The England and Wales Cricket Board (ECB) along with all 18 counties, the eight women’s regional teams and the Professional Cricketers’ Association (PCA) has decided to ‘stand shoulder-to-shoulder with the football community’ in taking part in a social media boycott from April 30-May 3 to protest against online racial abuse.
An ECB statement said on Wednesday, “In taking part in this boycott, we want to show solidarity with football and amplify its message that nobody should have to suffer abuse, racism or harassment on social media because they play, or are involved in professional sport.”
English football’s largest governing bodies and organisations, including the Football Association (FA), Premier League and EFL, had on April 25 announced a social media boycott following recent incidents of online abuse aimed at players.

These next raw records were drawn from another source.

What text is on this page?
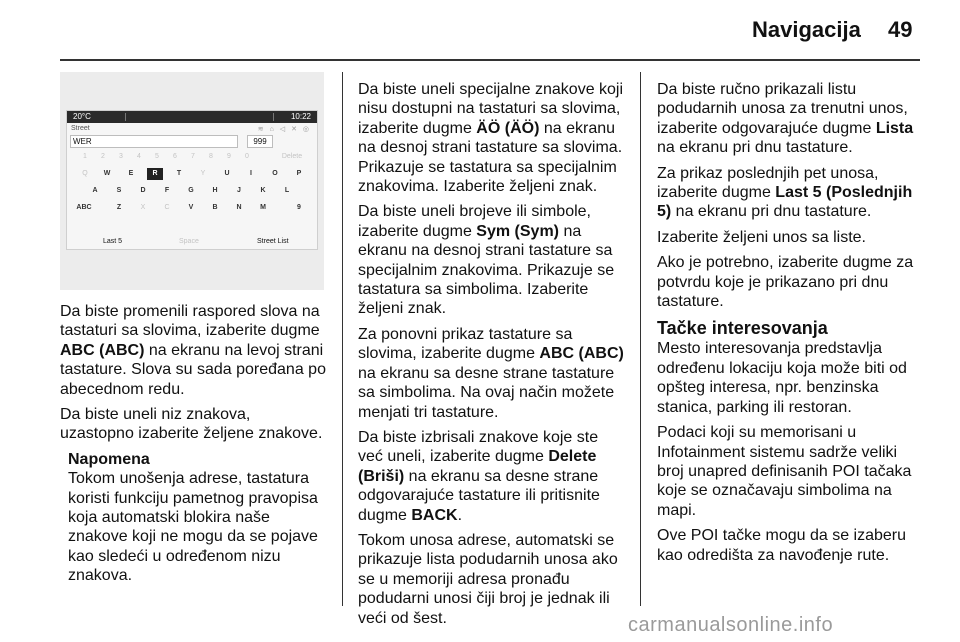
Navigacija 49
20°C	10:22
Street	≋ ⌂ ◁ ✕ ◎
WER	999
1	2	3	4	5	6	7	8	9	0	Delete
Q	W	E	R	T	Y	U	I	O	P
A	S	D	F	G	H	J	K	L
ABC	Z	X	C	V	B	N	M	9
Last 5	Space	Street List

Da biste promenili raspored slova na tastaturi sa slovima, izaberite dugme ABC (ABC) na ekranu na levoj strani tastature. Slova su sada poređana po abecednom redu.

Da biste uneli niz znakova, uzastopno izaberite željene znakove.

Napomena
Tokom unošenja adrese, tastatura koristi funkciju pametnog pravopisa koja automatski blokira naše znakove koji ne mogu da se pojave kao sledeći u određenom nizu znakova.

Da biste uneli specijalne znakove koji nisu dostupni na tastaturi sa slovima, izaberite dugme ÄÖ (ÄÖ) na ekranu na desnoj strani tastature sa slovima. Prikazuje se tastatura sa specijalnim znakovima. Izaberite željeni znak.

Da biste uneli brojeve ili simbole, izaberite dugme Sym (Sym) na ekranu na desnoj strani tastature sa specijalnim znakovima. Prikazuje se tastatura sa simbolima. Izaberite željeni znak.

Za ponovni prikaz tastature sa slovima, izaberite dugme ABC (ABC) na ekranu sa desne strane tastature sa simbolima. Na ovaj način možete menjati tri tastature.

Da biste izbrisali znakove koje ste već uneli, izaberite dugme Delete (Briši) na ekranu sa desne strane odgovarajuće tastature ili pritisnite dugme BACK.

Tokom unosa adrese, automatski se prikazuje lista podudarnih unosa ako se u memoriji adresa pronađu podudarni unosi čiji broj je jednak ili veći od šest.

Da biste ručno prikazali listu podudarnih unosa za trenutni unos, izaberite odgovarajuće dugme Lista na ekranu pri dnu tastature.

Za prikaz poslednjih pet unosa, izaberite dugme Last 5 (Poslednjih 5) na ekranu pri dnu tastature.

Izaberite željeni unos sa liste.

Ako je potrebno, izaberite dugme za potvrdu koje je prikazano pri dnu tastature.

Tačke interesovanja

Mesto interesovanja predstavlja određenu lokaciju koja može biti od opšteg interesa, npr. benzinska stanica, parking ili restoran.

Podaci koji su memorisani u Infotainment sistemu sadrže veliki broj unapred definisanih POI tačaka koje se označavaju simbolima na mapi.

Ove POI tačke mogu da se izaberu kao odredišta za navođenje rute.

carmanualsonline.info
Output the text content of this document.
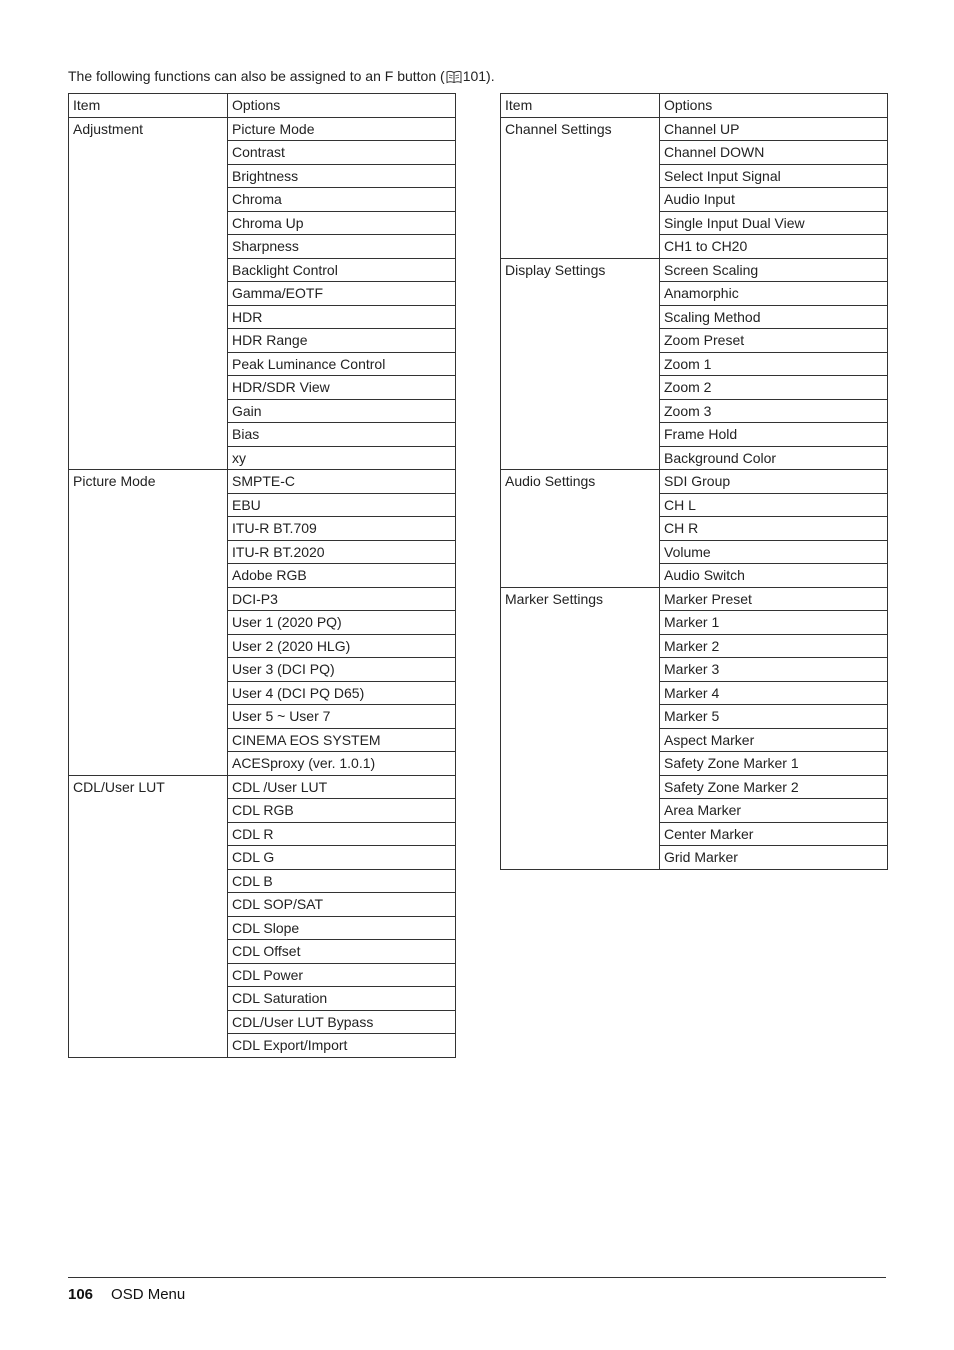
The following functions can also be assigned to an F button ( 101).
Item	Options
Adjustment	Picture Mode
	Contrast
	Brightness
	Chroma
	Chroma Up
	Sharpness
	Backlight Control
	Gamma/EOTF
	HDR
	HDR Range
	Peak Luminance Control
	HDR/SDR View
	Gain
	Bias
	xy
Picture Mode	SMPTE-C
	EBU
	ITU-R BT.709
	ITU-R BT.2020
	Adobe RGB
	DCI-P3
	User 1 (2020 PQ)
	User 2 (2020 HLG)
	User 3 (DCI PQ)
	User 4 (DCI PQ D65)
	User 5 ~ User 7
	CINEMA EOS SYSTEM
	ACESproxy (ver. 1.0.1)
CDL/User LUT	CDL /User LUT
	CDL RGB
	CDL R
	CDL G
	CDL B
	CDL SOP/SAT
	CDL Slope
	CDL Offset
	CDL Power
	CDL Saturation
	CDL/User LUT Bypass
	CDL Export/Import
Item	Options
Channel Settings	Channel UP
	Channel DOWN
	Select Input Signal
	Audio Input
	Single Input Dual View
	CH1 to CH20
Display Settings	Screen Scaling
	Anamorphic
	Scaling Method
	Zoom Preset
	Zoom 1
	Zoom 2
	Zoom 3
	Frame Hold
	Background Color
Audio Settings	SDI Group
	CH L
	CH R
	Volume
	Audio Switch
Marker Settings	Marker Preset
	Marker 1
	Marker 2
	Marker 3
	Marker 4
	Marker 5
	Aspect Marker
	Safety Zone Marker 1
	Safety Zone Marker 2
	Area Marker
	Center Marker
	Grid Marker
106 OSD Menu
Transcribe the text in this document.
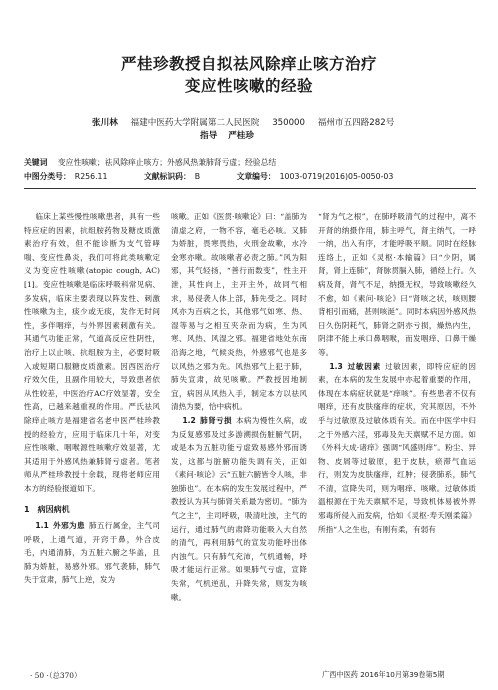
严桂珍教授自拟祛风除痒止咳方治疗
变应性咳嗽的经验
张川林 福建中医药大学附属第二人民医院 350000 福州市五四路282号
指导 严桂珍
关键词 变应性咳嗽；祛风除痒止咳方；外感风热兼肺肾亏虚；经验总结
中图分类号： R256.11	文献标识码： B	文章编号： 1003-0719(2016)05-0050-03

临床上某些慢性咳嗽患者，具有一些特应症的因素，抗组胺药物及糖皮质激素治疗有效，但不能诊断为支气管哮喘、变应性鼻炎，我们可将此类咳嗽定义为变应性咳嗽(atopic cough, AC)[1]。变应性咳嗽是临床呼吸科常见病、多发病，临床主要表现以阵发性、刺激性咳嗽为主，痰少或无痰，发作无时间性，多伴咽痒，与外界因素刺激有关。其通气功能正常，气道高反应性阴性，治疗上以止咳、抗组胺为主，必要时吸入或短期口服糖皮质激素。因西医治疗疗效欠佳，且副作用较大，导致患者依从性较差，中医治疗AC疗效显著，安全性高，已越来越重视的作用。严氏祛风除痒止咳方是福建省名老中医严桂珍教授的经验方，应用于临床几十年，对变应性咳嗽、咽喉源性咳嗽疗效显著，尤其适用于外感风热兼肺肾亏虚者。笔者师从严桂珍教授十余载，现将老师应用本方的经验报道如下。

1　病因病机

1.1 外邪为患 肺五行属金，主气司呼吸，上通气道，开窍于鼻，外合皮毛，内通清肺，为五脏六腑之华盖，且肺为娇脏，易感外邪。邪气袭肺，肺气失于宣肃，肺气上逆，发为

咳嗽。正如《医贯·咳嗽论》曰：“盖肺为清虚之府，一物不容，毫毛必咳。又肺为娇脏，畏寒畏热，火刑金故嗽，水冷金寒亦嗽。故咳嗽者必责之肺。”风为阳邪，其气轻扬，“善行而数变”，性主开泄，其性向上，主开主外，故同气相求，易侵袭人体上部，肺先受之。同时风亦为百病之长，其他邪气如寒、热、湿等易与之相互夹杂而为病，生为风寒、风热、风湿之邪。福建省地处东南沿海之地，气候炎热，外感邪气也是多以风热之邪为先。风热邪气上犯于肺，肺失宣肃，故见咳嗽。严教授因地制宜，病因从风热入手，制定本方以祛风清热为要，恰中病机。

1.2 肺肾亏损 本病为慢性久病，或为反复感邪及过多游溯损伤脏腑气阴，或是本为五脏功能亏虚致易感外邪而诱发，这都与脏腑功能失调有关，正如《素问·咳论》云“五脏六腑皆令人咳，非独肺也”。在本病的发生发展过程中，严教授认为其与肺肾关系最为密切。“肺为气之主”，主司呼吸，吸清吐浊，主气的运行，通过肺气的肃降功能吸入大自然的清气，再利用肺气的宣发功能呼出体内浊气。只有肺气充沛，气机通畅，呼吸才能运行正常。如果肺气亏虚，宣降失常，气机逆乱，升降失常，则发为咳嗽。

“肾为气之根”，在肺呼吸清气的过程中，离不开肾的纳摄作用，肺主呼气，肾主纳气，一呼一纳，出入有序，才能呼吸平顺。同时在经脉连络上，正如《灵枢·本输篇》曰“少阴，属肾，肾上连肺”，肾脉贯膈入肺，循经上行。久病及肾，肾气不足，纳摄无权，导致咳嗽经久不愈，如《素问·咳论》曰“肾咳之状，咳则腰背相引而痛，甚则咳涎”。同时本病因外感风热日久伤阴耗气，肺肾之阴亦亏损，燥热内生，阴津不能上承口鼻咽喉，而发咽痒、口鼻干燥等。

1.3 过敏因素 过敏因素，即特应症的因素，在本病的发生发展中亦起着重要的作用，体现在本病症状就是“痒咳”。有些患者不仅有咽痒，还有皮肤瘙痒的症状，究其原因，不外乎与过敏原及过敏体质有关。而在中医学中归之于外感六淫，邪毒及先天禀赋不足方面。如《外科大成·诸痒》强调“风盛则痒”。粉尘、异物、皮屑等过敏原，犯于皮肤，瘀滞气血运行，则发为皮肤瘙痒，红肿；侵袭肺系，肺气不清，宣降失司，则为咽痒、咳嗽。过敏体质温根源在于先天禀赋不足，导致机体易被外界邪毒所侵入而发病，恰如《灵枢·寿夭刚柔篇》所指“人之生也，有刚有柔，有弱有

· 50 ·（总370）	广西中医药 2016年10月第39卷第5期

ECB chief executive officer, Tom Harrison, said, “As a sport, we are united in our commitment to fight racism and we will not tolerate the kind of discriminatory abuse that has become so prevalent on social media platforms.
“We’re proud to add our voice to all those across sport who are sending the message that more can, and must, be done to eradicate online hate,” said Harrison.
“Social media can play a very positive role in sport, widening its audience and connecting fans with their heroes in a way that was never possible before. However, players and supporters alike must be able to use these platforms safe in the knowledge they do not risk the prospect of facing appalling abuse,” he added.
PCA chief executive, Rob Lynch, said, “The PCA is fully supportive of the social media boycott as cricket stands together with football and other sports in a show of solidarity against online abuse. Social media companies have to do more. Our members are often victims of horrific online abuse with little or no punishment for the perpetrators and this has to change.”
Lynch added that, a unified silence from players would be a powerful stance to show that “our members will not allow social media companies, which have brought so much benefit to the game, to continue to ignore and fail to prioritise the need for appropriate legislation in protecting people against online discriminatory behaviour”.